Старенькая бабушка не приходила в себя. Лишь однажды, когда ее в первый и последний раз оставили со мной, я увидел на ее лице осмысленное выражение. Она подняла голову и, глядя прямо в мои зрачки, сказала: «Милый». «Да, бабушка, это я», с надеждой и страхом выкрикнул я. «Милый», выговорила она еще раз с усилием и оттолкнула меня. Потом ее голова упала на подушку. Мне показалось, что кто-то стоит за моей спиной. Я оглянулся, хотя и понимал, что никого там быть не может. Сглотнув, я подошел к окну и отдернул шторы. Потом опять задернул. Гнетущее чувство чего-то постороннего не отпускало меня. Я уже было собрался быстро выйти из комнаты, но увидел, что бабушка уткнулась лицом в подушку. Я хотел перевернуть ее. Но будто что-то остановило меня. Еще раз осмотрелся по сторонам. Включил свет. Выключил его. Стараясь не обращать больше внимания на свои страхи, стал переворачивать бабушкино тело. У меня не получалось. Казалось, что оно потяжелело килограмм на двадцать. С большим трудом я все же сделал это. Она открыла глаза. Какого ужасного чуда ждал я в тот момент? Я смотрел в ее такие чистые, как алмаз, глаза и видел в них разные мелочи, из которых складывается жизнь. Маленькие мелочи и великие мелочи. Возможно, я их отражал и, глядя в мои глаза, она увидела во мне свою жизнь, по крайней мере, часть ее. Возможно, она ничего не соображала и ничего не видела. Но в любом случае, ее зрачки резали меня действительно как алмазы. Почувствовав, что еще немного и мое тело распадется на мелкие части, я выбежал из комнаты. Меня мучил стыд. Мне казалось, что кроме всего прочего бабушка прекрасно видит меня, понимает меня и осуждает.
Тогда, в тот день, когда мы, вернувшись из гостей, увидели ее лежащей на полу и, переложив на кровать, вызвали скорую, я все время был в квартире. Врач, молодой высокий человек, поставил укол и быстро осмотрел бабушку. Я находился в тот момент в соседней комнате. Дверь была полуоткрыта, никто особенно не обращал на меня внимания.
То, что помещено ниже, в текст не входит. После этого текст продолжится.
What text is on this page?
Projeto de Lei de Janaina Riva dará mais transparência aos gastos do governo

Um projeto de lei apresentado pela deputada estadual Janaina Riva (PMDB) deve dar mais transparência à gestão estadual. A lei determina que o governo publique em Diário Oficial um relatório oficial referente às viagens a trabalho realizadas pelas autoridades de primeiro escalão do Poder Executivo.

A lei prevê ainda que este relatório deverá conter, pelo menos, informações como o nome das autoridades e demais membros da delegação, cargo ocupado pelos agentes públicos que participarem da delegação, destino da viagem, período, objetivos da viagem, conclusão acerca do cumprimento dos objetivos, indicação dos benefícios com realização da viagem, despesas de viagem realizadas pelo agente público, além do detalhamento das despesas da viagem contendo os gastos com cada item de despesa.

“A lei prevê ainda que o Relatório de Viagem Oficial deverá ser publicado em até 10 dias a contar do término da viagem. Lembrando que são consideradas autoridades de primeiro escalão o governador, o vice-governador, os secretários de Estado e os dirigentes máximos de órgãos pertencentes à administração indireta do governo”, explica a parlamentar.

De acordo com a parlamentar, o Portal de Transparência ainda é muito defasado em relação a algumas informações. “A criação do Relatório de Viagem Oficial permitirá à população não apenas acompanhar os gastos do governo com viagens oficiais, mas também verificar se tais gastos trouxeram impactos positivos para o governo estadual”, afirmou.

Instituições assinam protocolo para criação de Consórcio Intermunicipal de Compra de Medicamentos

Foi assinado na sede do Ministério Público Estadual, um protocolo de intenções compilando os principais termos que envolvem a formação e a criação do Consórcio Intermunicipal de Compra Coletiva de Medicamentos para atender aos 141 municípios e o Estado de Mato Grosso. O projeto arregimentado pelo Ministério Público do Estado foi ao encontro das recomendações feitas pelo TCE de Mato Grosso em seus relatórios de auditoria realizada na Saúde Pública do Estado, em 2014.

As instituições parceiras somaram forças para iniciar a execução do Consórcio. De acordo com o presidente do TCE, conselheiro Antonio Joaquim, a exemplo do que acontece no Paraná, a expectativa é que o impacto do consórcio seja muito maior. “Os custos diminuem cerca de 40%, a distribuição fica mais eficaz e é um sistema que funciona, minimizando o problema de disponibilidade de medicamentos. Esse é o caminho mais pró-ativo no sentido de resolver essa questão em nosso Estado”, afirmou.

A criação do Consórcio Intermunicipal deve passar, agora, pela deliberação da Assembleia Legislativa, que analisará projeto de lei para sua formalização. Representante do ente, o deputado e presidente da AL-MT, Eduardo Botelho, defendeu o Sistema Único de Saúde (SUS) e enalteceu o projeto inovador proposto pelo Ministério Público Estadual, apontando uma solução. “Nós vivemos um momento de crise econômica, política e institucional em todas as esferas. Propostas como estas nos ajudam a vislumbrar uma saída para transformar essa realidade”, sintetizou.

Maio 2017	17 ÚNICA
Поэтому мне было видно почти все. Наверное, бабушка, когда ее разбил паралич, упала, но врач подозревал и внутреннее кровотечение. Бабушку, словно молодуху, быстро раздели. Я заметил, что волосы на ее лобке были чисто русого цвета, и именно это поразило, а не то, что она неожиданно посмотрела на меня, в то время как никто меня не замечал, обеспокоено обступив ее, и, как мне показалось, неловко улыбнулась. Я рывком пересек комнату и сел рядом с окном, откуда не было видно ни меня, ни бабушки. Мне было стыдно.
Бабушка поседела, наверное, лет за двадцать до моего рождения. Я видел фотографии. Вообще, я представлял ее только лет с пятидесяти. В отличие от своих сестер, еще до войны перебравшихся в Ленинград, до которого от их деревни было километров сто, она почти всю жизнь прожила в деревнях да хуторах, где с фотостудиями, думаю, была напряженка.
Эти волосы на лобке произвели на меня очень странное впечатление. Ведь у меня не так давно тоже стали там расти волосы. Это меня радовало и немного пугало. С другой стороны, я был к этому равнодушен. Сидя у окна, пока врач быстро осматривал совершенно чужую ему старушку, я думал о том, что вот и у меня, скорее всего, будут такие же волосы. Будут скоро. И скоро будут женщины. Я именно так и подумал: «женщины». И еще подумал: «а могут и не быть». У меня были причины так думать, собственно, как и у всего моего поколения в том одна тысяча девятьсот восьмидесятом году.
Американцы, игнорируя мнение прогрессивной общественности и здравый смысл, размещали в Европе ракеты. Многие считали, что войны не избежать. То, что мы тоже неслабо долбанем Америку, немного успокаивало. Огорчало лишь то, что я мог не Успеть. Мог не успеть переспать с кем-нибудь и понять, что же это такое и с чем его едят. Детские шалости не в счет, о чем говорить!